Take the midpoint $(x_m, y_m)$ of $A$ and $B$ and the find the equation of the perpendicular through the midpoint of $A,B$. [It is $y = -\frac 1{m_1} + b_m$. Plug in $x_m, y_m$ to solve for $b_m$].

Do that for the points $B$ and $C = (x_3, y_3)$ to get lint $y= m_2 + b_2$ and and the midpoint $(x_{m_2}, y_{m_2})$ so the perpendicular line $y= -\frac 1{m_2} + b_{m_2}$].

Find the intersection of the perpendicular lines at $(a,b)$ [by solving plugging $(a,b)$ into both $y = -\frac 1{m_1} + b_m$ and $y= -\frac 1{m_2} + b_{m_2}$]

That use geometry reasoning to conclude those lines intersect at the center of the circle.

The radius will $r = d(A,(a,b)) = d(B, (a,b)) = d(C, (a,b))$ wher $d((x_1, y_1), (a,b)) = \sqrt {(x_1 -a)^2 + (y_2-b)^2}$

Answer 2

Consider the coordinates of two points, relative to the first point

$$ \begin{array}{cc} x_2 = x_1 + \Delta x_2 & y_2 = y_1 + \Delta y_2 \\ x_3 = x_1 + \Delta x_3 & y_3 = y_1 + \Delta y_3 \end{array} $$

and the equation of the circle for the three points

$$ \begin{array}{c} (x_1-x_c)^2 + (y_1-y_c)^2 = r^2 \\ (x_1+\Delta x_2-x_c)^2 + (y_1 + \Delta y_2-y_c)^2 = r^2 \\ (x_1+\Delta x_3-x_c)^2 + (y_1 + \Delta y_3-y_c)^2 = r^2 \\ \end{array}$$

Now subtract the first equation from the second one, and the first equation from the third one to eliminate all quadratic terms of the center $x_c$ and $y_c$.
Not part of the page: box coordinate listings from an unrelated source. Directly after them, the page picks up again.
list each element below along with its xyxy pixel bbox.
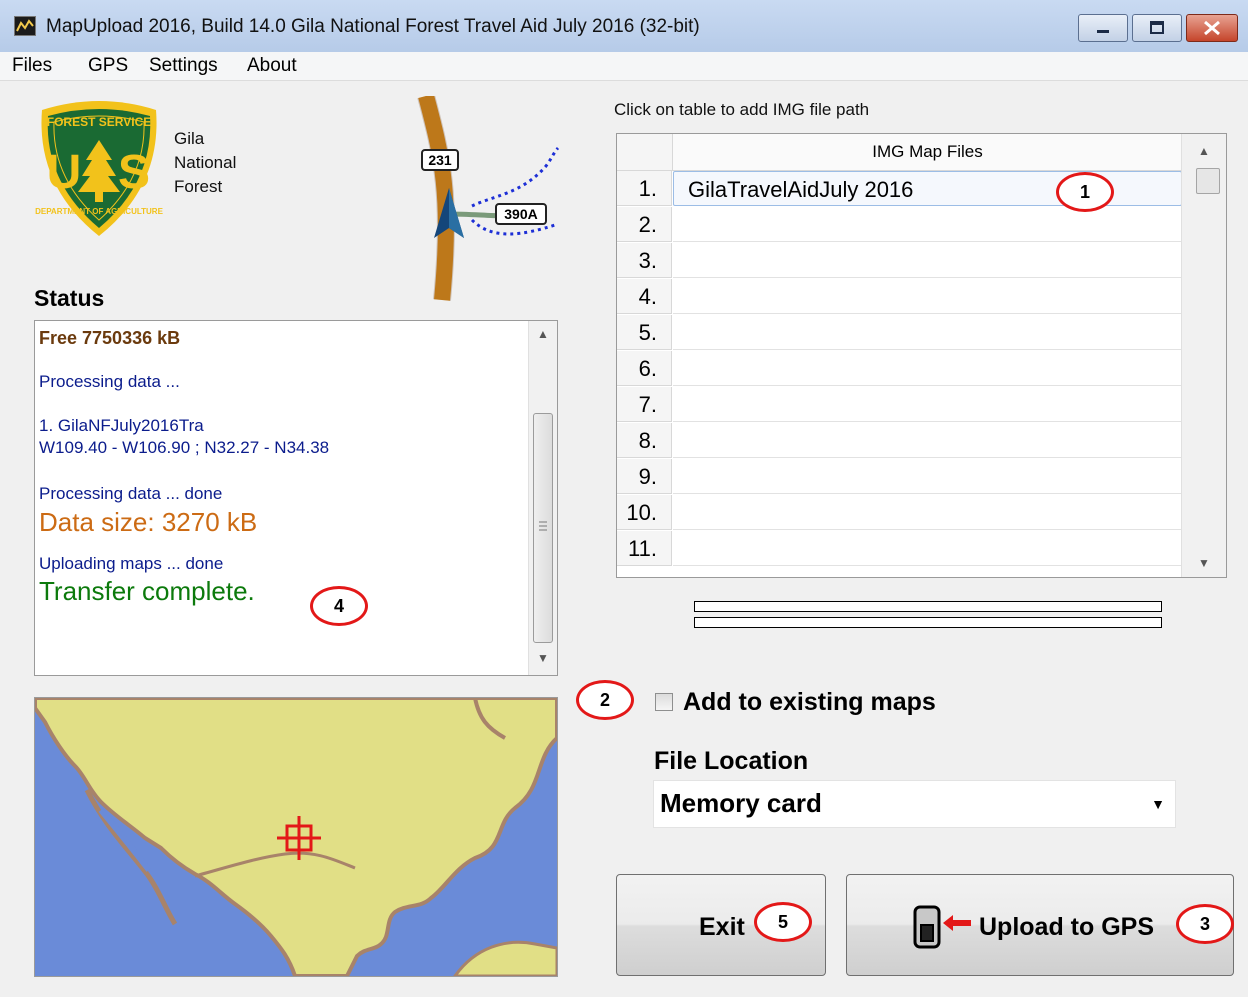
logo-letter-s: S — [118, 146, 150, 199]
row-number: 11. — [617, 531, 672, 566]
scroll-down-icon[interactable]: ▼ — [537, 651, 549, 665]
table-row[interactable]: 7. — [617, 387, 1183, 423]
status-line: Processing data ... — [39, 372, 180, 391]
row-number: 3. — [617, 243, 672, 278]
row-number: 2. — [617, 207, 672, 242]
annotation-marker-3: 3 — [1176, 904, 1234, 944]
north-america-map — [35, 698, 557, 976]
row-number: 5. — [617, 315, 672, 350]
route-number: 390A — [504, 206, 537, 222]
close-button[interactable] — [1186, 14, 1238, 42]
status-line: 1. GilaNFJuly2016Tra — [39, 416, 204, 435]
table-scroll-thumb[interactable] — [1196, 168, 1220, 194]
progress-bar-total — [694, 601, 1162, 612]
forest-service-shield-logo: FOREST SERVICE U S DEPARTMENT OF AGRICUL… — [35, 101, 164, 236]
table-row[interactable]: 5. — [617, 315, 1183, 351]
status-data-size: Data size: 3270 kB — [39, 507, 258, 537]
forest-name-line: National — [174, 153, 237, 172]
file-cell[interactable] — [673, 531, 1182, 566]
column-header-img-map-files[interactable]: IMG Map Files — [673, 134, 1182, 171]
file-cell[interactable] — [673, 207, 1182, 242]
menu-settings[interactable]: Settings — [149, 55, 218, 77]
status-free-space: Free 7750336 kB — [39, 328, 181, 348]
status-log[interactable]: Free 7750336 kB Processing data ... 1. G… — [34, 320, 558, 676]
minimize-button[interactable] — [1078, 14, 1128, 42]
row-number: 10. — [617, 495, 672, 530]
file-cell[interactable] — [673, 243, 1182, 278]
status-label: Status — [34, 285, 105, 311]
grid-corner — [617, 134, 673, 171]
upload-button-label: Upload to GPS — [979, 913, 1154, 941]
table-row[interactable]: 3. — [617, 243, 1183, 279]
forest-name-line: Forest — [174, 177, 223, 196]
menu-gps[interactable]: GPS — [88, 55, 128, 77]
file-cell[interactable] — [673, 279, 1182, 314]
table-row[interactable]: 8. — [617, 423, 1183, 459]
table-hint: Click on table to add IMG file path — [614, 100, 870, 119]
file-cell[interactable] — [673, 459, 1182, 494]
file-cell[interactable] — [673, 315, 1182, 350]
file-location-select[interactable]: Memory card ▼ — [653, 780, 1176, 828]
maximize-button[interactable] — [1132, 14, 1182, 42]
scroll-up-icon[interactable]: ▲ — [1198, 144, 1210, 158]
row-number: 1. — [617, 171, 672, 206]
status-line: W109.40 - W106.90 ; N32.27 - N34.38 — [39, 438, 330, 457]
road-map-illustration: 231 390A — [417, 96, 560, 301]
route-number: 231 — [428, 152, 452, 168]
file-location-label: File Location — [654, 747, 809, 775]
grip-icon — [539, 521, 547, 531]
exit-button-label: Exit — [699, 913, 745, 941]
logo-top-text: FOREST SERVICE — [47, 115, 151, 129]
dropdown-arrow-icon[interactable]: ▼ — [1151, 781, 1165, 827]
table-row[interactable]: 6. — [617, 351, 1183, 387]
status-scroll-thumb[interactable] — [533, 413, 553, 643]
status-scrollbar[interactable]: ▲ ▼ — [528, 321, 557, 675]
table-row[interactable]: 10. — [617, 495, 1183, 531]
menu-bar: Files GPS Settings About — [0, 52, 1248, 81]
logo-letter-u: U — [47, 146, 82, 199]
maximize-icon — [1150, 21, 1164, 34]
row-number: 9. — [617, 459, 672, 494]
annotation-marker-5: 5 — [754, 902, 812, 942]
forest-name: Gila National Forest — [174, 127, 236, 199]
row-number: 7. — [617, 387, 672, 422]
status-line: Uploading maps ... done — [39, 554, 224, 573]
row-number: 8. — [617, 423, 672, 458]
logo-bottom-text: DEPARTMENT OF AGRICULTURE — [35, 207, 164, 216]
file-cell[interactable] — [673, 423, 1182, 458]
annotation-marker-1: 1 — [1056, 172, 1114, 212]
annotation-marker-4: 4 — [310, 586, 368, 626]
progress-bar-current — [694, 617, 1162, 628]
row-number: 4. — [617, 279, 672, 314]
file-cell[interactable] — [673, 495, 1182, 530]
close-icon — [1204, 20, 1220, 36]
window-title: MapUpload 2016, Build 14.0 Gila National… — [46, 16, 700, 37]
table-row[interactable]: 2. — [617, 207, 1183, 243]
overview-map[interactable] — [34, 697, 558, 977]
gps-upload-icon — [913, 905, 971, 949]
row-number: 6. — [617, 351, 672, 386]
table-scrollbar[interactable]: ▲ ▼ — [1181, 134, 1226, 577]
annotation-marker-2: 2 — [576, 680, 634, 720]
table-row[interactable]: 9. — [617, 459, 1183, 495]
file-cell[interactable] — [673, 351, 1182, 386]
scroll-up-icon[interactable]: ▲ — [537, 327, 549, 341]
title-bar[interactable]: MapUpload 2016, Build 14.0 Gila National… — [0, 0, 1248, 53]
app-icon — [14, 16, 36, 36]
menu-files[interactable]: Files — [12, 55, 52, 77]
forest-name-line: Gila — [174, 129, 205, 148]
minimize-icon — [1097, 30, 1109, 33]
menu-about[interactable]: About — [247, 55, 297, 77]
file-cell[interactable] — [673, 387, 1182, 422]
status-transfer-complete: Transfer complete. — [39, 576, 255, 606]
scroll-down-icon[interactable]: ▼ — [1198, 556, 1210, 570]
status-line: Processing data ... done — [39, 484, 223, 503]
add-to-existing-maps-label[interactable]: Add to existing maps — [683, 688, 936, 717]
table-row[interactable]: 11. — [617, 531, 1183, 567]
file-location-value: Memory card — [660, 788, 822, 818]
img-map-files-table[interactable]: IMG Map Files 1. GilaTravelAidJuly 2016 2… — [616, 133, 1227, 578]
table-row[interactable]: 4. — [617, 279, 1183, 315]
add-to-existing-maps-checkbox[interactable] — [655, 693, 673, 711]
$$ \begin{array}{c} \Delta x_2^2 + 2 \Delta x_2 ( x_1-x_c) + \Delta y_2 (\Delta y_2 + 2 ( y_1-y_c)) = 0 \\ \Delta x_3^2 + 2 \Delta x_3 ( x_1-x_c) + \Delta y_3 (\Delta y_3 + 2 ( y_1-y_c)) = 0 \end{array}$$

Now solve these equations for the center of the circle ( $x_c$ and $y_c$)
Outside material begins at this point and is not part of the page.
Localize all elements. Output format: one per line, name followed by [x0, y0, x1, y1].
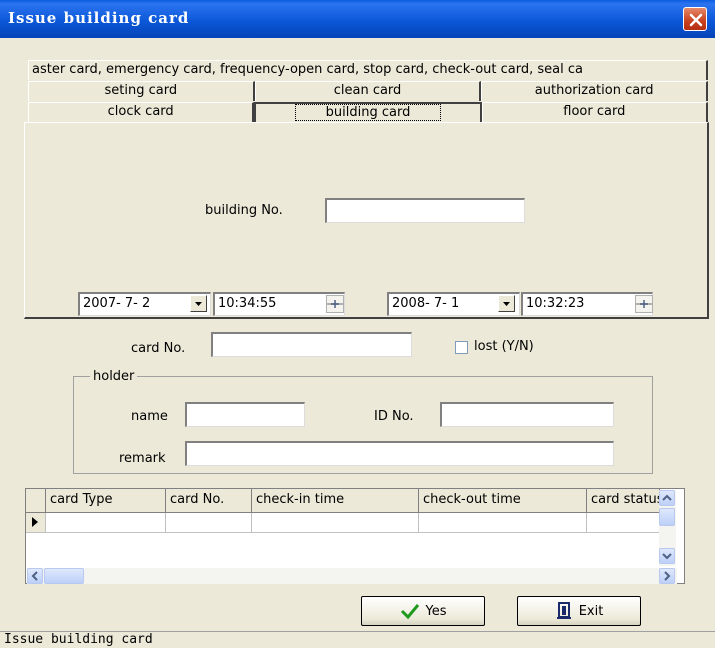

$$ \begin{aligned} x_c & = x_1 + \frac{\Delta x_2^2 \Delta y_3 - \Delta x_3^2 \Delta y_2 + \Delta y_2^2 \Delta y_3 - \Delta y_3^2 \Delta y_2}{2 (\Delta x_2 \Delta y_3 - \Delta x_3 \Delta y_2)} \\ y_c & = y_1 + \frac{\Delta x_2^2 \Delta x_3 - \Delta x_3^2 \Delta x_2 + \Delta y_2^2 \Delta x_3 - \Delta y_3^2 \Delta x_2}{2 (\Delta x_3 \Delta y_2 - \Delta x_2 \Delta y_3)} \\ \end{aligned}$$

and use the first equation to solve for $r$

$$ \boxed{r = \sqrt{ \left(\tfrac{\Delta x_2^2 \Delta y_3 - \Delta x_3^2 \Delta y_2 + \Delta y_2^2 \Delta y_3 - \Delta y_3^2 \Delta y_2}{2 (\Delta x_2 \Delta y_3 - \Delta x_3 \Delta y_2)} \right)^2 + \left(\tfrac{\Delta x_2^2 \Delta x_3 - \Delta x_3^2 \Delta x_2 + \Delta y_2^2 \Delta x_3 - \Delta y_3^2 \Delta x_2}{2 (\Delta x_3 \Delta y_2 - \Delta x_2 \Delta y_3)} \right)^2 } } $$

This is the same procedure used in this answer to find the center and radius of a circle from three points, but analytically instead of numerically.